1. Enable CMEK on a fresh deploy

Generate a KEK: head -c 32 /dev/urandom > /etc/vigilo/cmek.key && chmod 600 /etc/vigilo/cmek.key.
Set env: VIGILO_CMEK_BACKEND=local, VIGILO_CMEK_LOCAL_KEK_PATH=/etc/vigilo/cmek.key.
Restart Django. New writes encrypt automatically.
Run cmek_encrypt_existing for each existing model/field combo.

2. Rotate the KEK

KEK rotation is supported by re-wrapping every DEK with the new KEK. The script python manage.py cmek_rotate_kek --old-path /etc/vigilo/cmek.key --new-path /etc/vigilo/cmek.key.new reads each cmek:v1: value, unwraps with the old KEK, re-wraps with the new, and writes back. Run it once, swap the file, restart.

3. Decrypt a value out-of-band for support

The Django shell:

from vigilo_django.security.cmek import decrypt
print(decrypt(IntegrationConnection.objects.get(pk='...').__dict__['slack_token']))

Use sparingly and only on a host the support engineer is already on — printing plaintext to a terminal log is a security event of its own.

Permissions

CMEK is invisible to end users. The application transparently encrypts on save and decrypts on read; nobody sees the ciphertext through the UI. The KEK file and the management commands are restricted to platform operators with shell access.

Troubleshooting

CMEKDecryptionError after a deploy. The KEK on the host doesn't match the one used to encrypt. Most common cause: the KEK file was regenerated by accident. Restore from backup or accept that all encrypted secrets must be re-entered.

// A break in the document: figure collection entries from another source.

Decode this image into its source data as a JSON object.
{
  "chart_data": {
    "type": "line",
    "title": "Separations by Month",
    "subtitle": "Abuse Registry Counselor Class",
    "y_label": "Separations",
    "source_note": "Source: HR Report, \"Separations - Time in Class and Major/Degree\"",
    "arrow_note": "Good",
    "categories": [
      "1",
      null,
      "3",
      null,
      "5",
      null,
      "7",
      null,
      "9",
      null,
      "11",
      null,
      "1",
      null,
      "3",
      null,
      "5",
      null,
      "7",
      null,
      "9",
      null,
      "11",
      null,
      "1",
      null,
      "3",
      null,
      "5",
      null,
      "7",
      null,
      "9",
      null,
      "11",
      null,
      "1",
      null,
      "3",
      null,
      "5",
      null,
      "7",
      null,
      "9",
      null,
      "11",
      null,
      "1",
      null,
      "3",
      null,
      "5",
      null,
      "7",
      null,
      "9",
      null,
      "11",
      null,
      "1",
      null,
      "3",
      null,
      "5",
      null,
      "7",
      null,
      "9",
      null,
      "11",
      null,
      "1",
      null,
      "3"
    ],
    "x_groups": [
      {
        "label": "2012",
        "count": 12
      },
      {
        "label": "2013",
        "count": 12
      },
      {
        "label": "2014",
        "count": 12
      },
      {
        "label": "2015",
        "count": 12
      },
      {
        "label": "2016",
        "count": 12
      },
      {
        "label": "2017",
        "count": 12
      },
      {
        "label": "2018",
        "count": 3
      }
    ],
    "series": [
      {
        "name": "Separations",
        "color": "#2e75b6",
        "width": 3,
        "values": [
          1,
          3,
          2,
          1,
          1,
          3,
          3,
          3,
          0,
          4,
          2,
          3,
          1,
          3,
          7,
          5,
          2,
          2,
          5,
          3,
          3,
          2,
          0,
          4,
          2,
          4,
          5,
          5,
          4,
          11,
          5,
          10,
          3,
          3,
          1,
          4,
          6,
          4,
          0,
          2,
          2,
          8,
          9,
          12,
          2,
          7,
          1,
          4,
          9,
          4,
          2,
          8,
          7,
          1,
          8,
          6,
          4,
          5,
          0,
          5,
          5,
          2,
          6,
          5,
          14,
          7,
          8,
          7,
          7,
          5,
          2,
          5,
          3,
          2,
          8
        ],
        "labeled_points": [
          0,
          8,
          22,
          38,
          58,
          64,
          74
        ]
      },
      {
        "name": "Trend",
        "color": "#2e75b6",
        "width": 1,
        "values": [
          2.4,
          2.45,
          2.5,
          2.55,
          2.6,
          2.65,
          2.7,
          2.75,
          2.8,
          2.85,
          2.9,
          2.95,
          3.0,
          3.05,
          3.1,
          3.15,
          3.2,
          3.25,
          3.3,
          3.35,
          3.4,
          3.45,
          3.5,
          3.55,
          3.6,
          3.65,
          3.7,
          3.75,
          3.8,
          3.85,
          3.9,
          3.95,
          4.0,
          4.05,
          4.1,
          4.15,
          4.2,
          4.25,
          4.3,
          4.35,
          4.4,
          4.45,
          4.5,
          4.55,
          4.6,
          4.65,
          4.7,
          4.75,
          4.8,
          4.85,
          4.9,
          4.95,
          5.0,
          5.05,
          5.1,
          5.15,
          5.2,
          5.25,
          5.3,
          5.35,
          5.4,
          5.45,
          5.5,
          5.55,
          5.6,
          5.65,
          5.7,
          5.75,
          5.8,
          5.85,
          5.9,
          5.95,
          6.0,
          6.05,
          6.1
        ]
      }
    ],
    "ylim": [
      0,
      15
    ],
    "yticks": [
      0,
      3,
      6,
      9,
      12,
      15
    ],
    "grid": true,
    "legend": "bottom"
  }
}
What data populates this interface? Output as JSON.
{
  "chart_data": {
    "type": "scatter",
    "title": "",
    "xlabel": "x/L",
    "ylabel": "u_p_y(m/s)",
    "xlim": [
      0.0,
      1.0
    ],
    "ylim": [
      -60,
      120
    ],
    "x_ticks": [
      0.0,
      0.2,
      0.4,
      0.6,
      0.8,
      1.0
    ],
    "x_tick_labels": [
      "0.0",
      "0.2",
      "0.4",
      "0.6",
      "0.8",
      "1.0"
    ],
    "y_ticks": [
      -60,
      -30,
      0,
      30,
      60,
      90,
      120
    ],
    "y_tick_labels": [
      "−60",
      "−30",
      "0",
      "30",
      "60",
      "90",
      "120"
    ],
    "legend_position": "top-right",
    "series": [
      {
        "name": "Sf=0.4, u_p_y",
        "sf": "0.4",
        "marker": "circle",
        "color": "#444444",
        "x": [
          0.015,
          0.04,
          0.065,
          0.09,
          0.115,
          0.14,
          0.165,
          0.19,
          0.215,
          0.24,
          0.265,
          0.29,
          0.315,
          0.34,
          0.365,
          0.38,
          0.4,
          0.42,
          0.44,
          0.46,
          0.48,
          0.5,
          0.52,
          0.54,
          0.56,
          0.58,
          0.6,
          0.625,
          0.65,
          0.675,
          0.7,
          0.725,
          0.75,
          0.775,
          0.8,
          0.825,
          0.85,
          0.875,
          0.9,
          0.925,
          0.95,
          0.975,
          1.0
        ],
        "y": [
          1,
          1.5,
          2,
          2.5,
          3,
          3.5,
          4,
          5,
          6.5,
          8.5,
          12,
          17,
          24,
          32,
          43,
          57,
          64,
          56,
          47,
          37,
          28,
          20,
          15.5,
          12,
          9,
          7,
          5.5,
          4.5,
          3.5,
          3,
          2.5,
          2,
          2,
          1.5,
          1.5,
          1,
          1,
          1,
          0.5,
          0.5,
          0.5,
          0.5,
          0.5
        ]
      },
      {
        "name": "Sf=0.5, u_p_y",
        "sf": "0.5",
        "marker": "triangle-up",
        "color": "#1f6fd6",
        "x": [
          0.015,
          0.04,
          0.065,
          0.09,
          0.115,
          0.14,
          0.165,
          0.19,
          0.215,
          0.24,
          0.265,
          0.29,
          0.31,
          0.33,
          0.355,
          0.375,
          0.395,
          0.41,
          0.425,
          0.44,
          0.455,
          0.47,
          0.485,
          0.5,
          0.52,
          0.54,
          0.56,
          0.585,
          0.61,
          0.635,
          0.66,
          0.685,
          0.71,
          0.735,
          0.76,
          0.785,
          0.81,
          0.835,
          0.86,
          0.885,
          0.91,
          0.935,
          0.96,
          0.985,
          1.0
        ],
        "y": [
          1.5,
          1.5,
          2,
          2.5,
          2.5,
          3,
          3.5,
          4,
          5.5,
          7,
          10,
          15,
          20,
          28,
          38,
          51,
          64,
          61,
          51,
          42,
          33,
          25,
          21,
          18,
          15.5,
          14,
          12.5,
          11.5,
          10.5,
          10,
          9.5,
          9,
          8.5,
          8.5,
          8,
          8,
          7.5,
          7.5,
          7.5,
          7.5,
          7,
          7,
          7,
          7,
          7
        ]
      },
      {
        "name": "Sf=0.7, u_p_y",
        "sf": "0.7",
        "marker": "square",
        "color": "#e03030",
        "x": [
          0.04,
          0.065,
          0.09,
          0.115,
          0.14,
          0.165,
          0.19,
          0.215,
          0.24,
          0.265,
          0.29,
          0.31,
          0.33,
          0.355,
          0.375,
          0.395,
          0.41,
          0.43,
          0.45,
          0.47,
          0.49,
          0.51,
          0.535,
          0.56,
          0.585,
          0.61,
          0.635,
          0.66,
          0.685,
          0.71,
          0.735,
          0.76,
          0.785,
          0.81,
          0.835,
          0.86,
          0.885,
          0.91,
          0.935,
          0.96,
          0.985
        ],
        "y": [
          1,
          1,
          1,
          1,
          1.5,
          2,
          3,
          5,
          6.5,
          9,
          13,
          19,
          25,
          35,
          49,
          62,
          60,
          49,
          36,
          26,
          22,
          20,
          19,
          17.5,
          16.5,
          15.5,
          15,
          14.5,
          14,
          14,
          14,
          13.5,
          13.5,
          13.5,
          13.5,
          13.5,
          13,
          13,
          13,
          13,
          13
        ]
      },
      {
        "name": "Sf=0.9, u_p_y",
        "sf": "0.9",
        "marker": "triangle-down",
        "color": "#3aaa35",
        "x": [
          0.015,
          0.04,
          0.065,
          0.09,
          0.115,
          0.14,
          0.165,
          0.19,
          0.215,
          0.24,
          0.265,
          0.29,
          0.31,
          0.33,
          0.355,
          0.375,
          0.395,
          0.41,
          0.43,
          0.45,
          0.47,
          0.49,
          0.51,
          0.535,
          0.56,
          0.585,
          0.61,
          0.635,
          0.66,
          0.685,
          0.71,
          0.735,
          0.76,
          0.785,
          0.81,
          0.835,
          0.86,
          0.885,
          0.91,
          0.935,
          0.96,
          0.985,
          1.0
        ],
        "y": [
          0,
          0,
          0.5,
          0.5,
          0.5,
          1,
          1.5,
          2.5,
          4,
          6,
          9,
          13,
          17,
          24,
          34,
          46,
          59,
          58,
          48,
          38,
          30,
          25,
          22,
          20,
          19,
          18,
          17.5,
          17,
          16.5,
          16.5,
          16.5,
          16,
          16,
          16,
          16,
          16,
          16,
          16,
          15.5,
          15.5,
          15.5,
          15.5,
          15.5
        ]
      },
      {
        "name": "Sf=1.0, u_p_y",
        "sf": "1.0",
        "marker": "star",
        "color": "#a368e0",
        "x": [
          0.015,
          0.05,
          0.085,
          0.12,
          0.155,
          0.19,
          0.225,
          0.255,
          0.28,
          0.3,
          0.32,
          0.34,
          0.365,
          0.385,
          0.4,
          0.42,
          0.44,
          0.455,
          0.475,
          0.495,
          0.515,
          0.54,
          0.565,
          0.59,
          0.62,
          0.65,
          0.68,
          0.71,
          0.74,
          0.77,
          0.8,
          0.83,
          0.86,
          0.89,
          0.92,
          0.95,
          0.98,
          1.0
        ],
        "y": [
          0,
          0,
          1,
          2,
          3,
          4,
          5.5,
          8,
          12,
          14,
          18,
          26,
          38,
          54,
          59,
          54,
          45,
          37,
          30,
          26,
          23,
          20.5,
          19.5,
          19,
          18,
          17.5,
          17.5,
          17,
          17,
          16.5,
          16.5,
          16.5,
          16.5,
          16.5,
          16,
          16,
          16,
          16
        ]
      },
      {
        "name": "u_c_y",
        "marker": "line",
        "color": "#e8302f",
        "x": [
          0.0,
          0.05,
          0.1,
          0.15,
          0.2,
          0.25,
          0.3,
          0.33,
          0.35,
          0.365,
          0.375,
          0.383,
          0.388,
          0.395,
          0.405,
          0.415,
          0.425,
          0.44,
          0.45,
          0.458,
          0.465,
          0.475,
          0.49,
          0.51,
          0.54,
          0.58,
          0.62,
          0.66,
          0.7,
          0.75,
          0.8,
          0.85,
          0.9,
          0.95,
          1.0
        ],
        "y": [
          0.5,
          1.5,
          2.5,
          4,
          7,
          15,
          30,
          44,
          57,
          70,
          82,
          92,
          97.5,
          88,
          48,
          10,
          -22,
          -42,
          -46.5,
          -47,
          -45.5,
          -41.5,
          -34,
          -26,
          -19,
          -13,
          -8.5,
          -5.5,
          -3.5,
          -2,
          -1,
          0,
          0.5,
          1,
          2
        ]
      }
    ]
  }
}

The integration suddenly stopped working. Look in logs for CMEKDecryptionError. If present, you have a KEK mismatch. If absent, the IdP rotated the secret — re-enter it in Settings → Integrations.

cmek_encrypt_existing reports "skipped: already encrypted" for every row. Backfill already ran. Confirm with a SELECT on the column — every value should start with cmek:v1:.

Vault / KMS backend returns NotImplementedError. Those are stubs in the current release. Use local for now; switching backends requires running the rotate command above against the new backend once it ships.

RBAC and tenancy — application-layer access control; CMEK is the at-rest layer.
IP allowlist and sessions — limit who can even reach the API where encrypted values are decrypted.
GDPR and residency — encryption is one half of data protection; export/forget is the other half.